2. Sayings or nouns that mix descriptors and benefits in conversational language. For example, GHD, a brand of hair styling tools, means “Good Hair Day”, signifying that its products can better everyday life, like TIPS, a brand of nail polishes, which means “The Incredible Protection System”, or ASOS, “As Seen on Screen”.
These names are often in English, which makes them more universal, and these two families use human, simple, accessible language.
Furthermore, these new types of acronyms can be thought of as arbitrary, autonomous words that will frequently slip into conversations, as FOMO did. The “Fear of Missing Out”, of missing an important event, has become a part of our vocabulary, the same as YOLO, “You Only Live Once”. These names feel like a rallying sound and are telling of a state of mind. Other acronyms have become a part of our everyday language, like ASAP (“As Soon as Possible”) or, in French, OVNI (Objet Volant Non-Identifié, a UFO), which is now used to talk about an unidentified flying object but also every phenomenon, character, etc. that is out of the ordinary, unexpected.
Certain acronyms are approached in a multi-dimensional way, with multiple levels of comprehension. These “origami” names can bend to make us discover new interpretations and new meanings. It is the case of the Accor loyalty program, mentioned earlier in this article, which adopts at the first level an existing word, All, understood by everyone to unify the public, and enhance the value of the offer and variety of experiences, but integrates a slogan, carries a vision as well as the group brand. Another example is Eos, a lip balm brand that means “Evolution of Smooth”. Eos is, in Greek mythology, the goddess of dawn and evokes a new beginning. This message is told in the unfolding of the name to show the brand’s willingness to bring a fresh take to the lip/body care industry while accentuating one of its benefits – smoothness. Therefore, while very short, these names tell big stories.
Conversational names – reinventing initialisms
This evolution represents for historical initialisms the opportunity to renew themselves, as LG did with its name, which formerly meant “Lucky-GoldStar” and was later changed to a new slogan, “Life’s Good”, or the Korean company Halla (automotive parts), that changed its name to HL for “Higher Life”. When changing their names’ meaning towards a poem, brands’ stories are fortified.
This storytelling is not new. SOS was used as a mnemonic device for the distress signal defined in 1906 in Morse code, • • • — — — • • •. The meaning was later attributed to the signal, like “save our souls”, “save our ship”, or “send out succour”.
Therefore, initialisms and acronyms can be reinvented by borrowing from our references and discussions, becoming a part of everyday vocabulary, and describing new aspects of the brands.
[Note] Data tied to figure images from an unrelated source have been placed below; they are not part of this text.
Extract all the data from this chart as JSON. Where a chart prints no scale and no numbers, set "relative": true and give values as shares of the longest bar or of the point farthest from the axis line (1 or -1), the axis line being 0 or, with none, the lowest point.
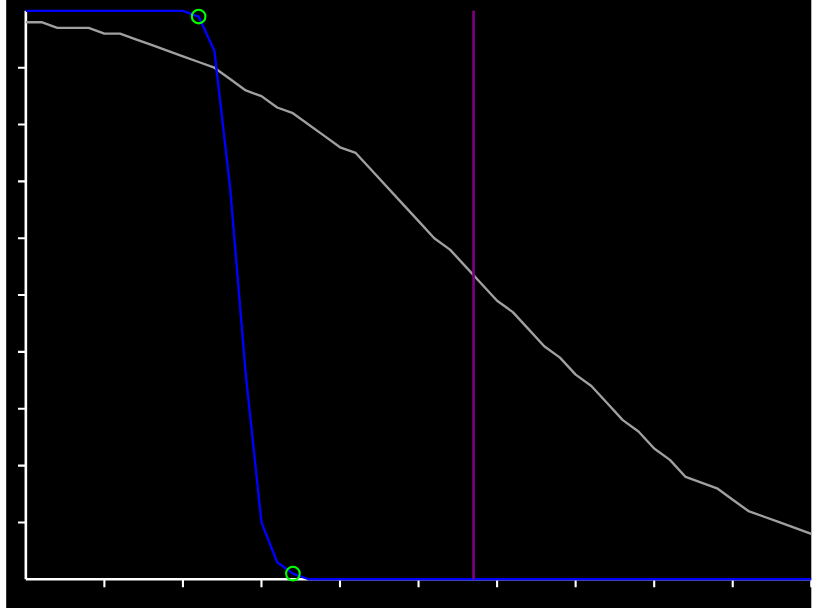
{
  "chart_data": {
    "type": "line",
    "relative": true,
    "categories": [
      null,
      null,
      null,
      null,
      null,
      null,
      null,
      null,
      null,
      null,
      null,
      null,
      null,
      null,
      null,
      null,
      null,
      null,
      null,
      null,
      null,
      null,
      null,
      null,
      null,
      null,
      null,
      null,
      null,
      null,
      null,
      null,
      null,
      null,
      null,
      null,
      null,
      null,
      null,
      null,
      null,
      null,
      null,
      null,
      null,
      null,
      null,
      null,
      null,
      null,
      null
    ],
    "series": [
      {
        "color": "#a0a0a0",
        "values": [
          0.98,
          0.98,
          0.97,
          0.97,
          0.97,
          0.96,
          0.96,
          0.95,
          0.94,
          0.93,
          0.92,
          0.91,
          0.9,
          0.88,
          0.86,
          0.85,
          0.83,
          0.82,
          0.8,
          0.78,
          0.76,
          0.75,
          0.72,
          0.69,
          0.66,
          0.63,
          0.6,
          0.58,
          0.55,
          0.52,
          0.49,
          0.47,
          0.44,
          0.41,
          0.39,
          0.36,
          0.34,
          0.31,
          0.28,
          0.26,
          0.23,
          0.21,
          0.18,
          0.17,
          0.16,
          0.14,
          0.12,
          0.11,
          0.1,
          0.09,
          0.08
        ]
      },
      {
        "color": "#0000ff",
        "values": [
          1,
          1,
          1,
          1,
          1,
          1,
          1,
          1,
          1,
          1,
          1,
          0.99,
          0.93,
          0.69,
          0.36,
          0.1,
          0.03,
          0.01,
          0,
          0,
          0,
          0,
          0,
          0,
          0,
          0,
          0,
          0,
          0,
          0,
          0,
          0,
          0,
          0,
          0,
          0,
          0,
          0,
          0,
          0,
          0,
          0,
          0,
          0,
          0,
          0,
          0,
          0,
          0,
          0,
          0
        ]
      }
    ]
  }
}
They illustrate the mutation companies are going through, towards a new model centred around the consumer, with a proper personality, sense of humour, and state of mind. They create a link that differentiates them.
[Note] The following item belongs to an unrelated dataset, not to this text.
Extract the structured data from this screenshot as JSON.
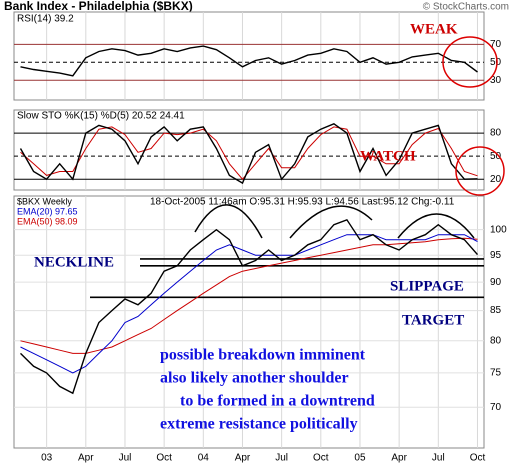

The name creation phase marks the beginning of verbal branding. Leveraging a ‘next-gen’ acronym provides a platform to showcase aspirations such as lifestyle and consumer-centric values, fostering uniqueness. Beyond dictionary words, these acronyms open up possibilities to authentically convey positioning and establish a meaningful connection with the audience. Explore the power of modern brand acronyms in shaping distinct verbal identities.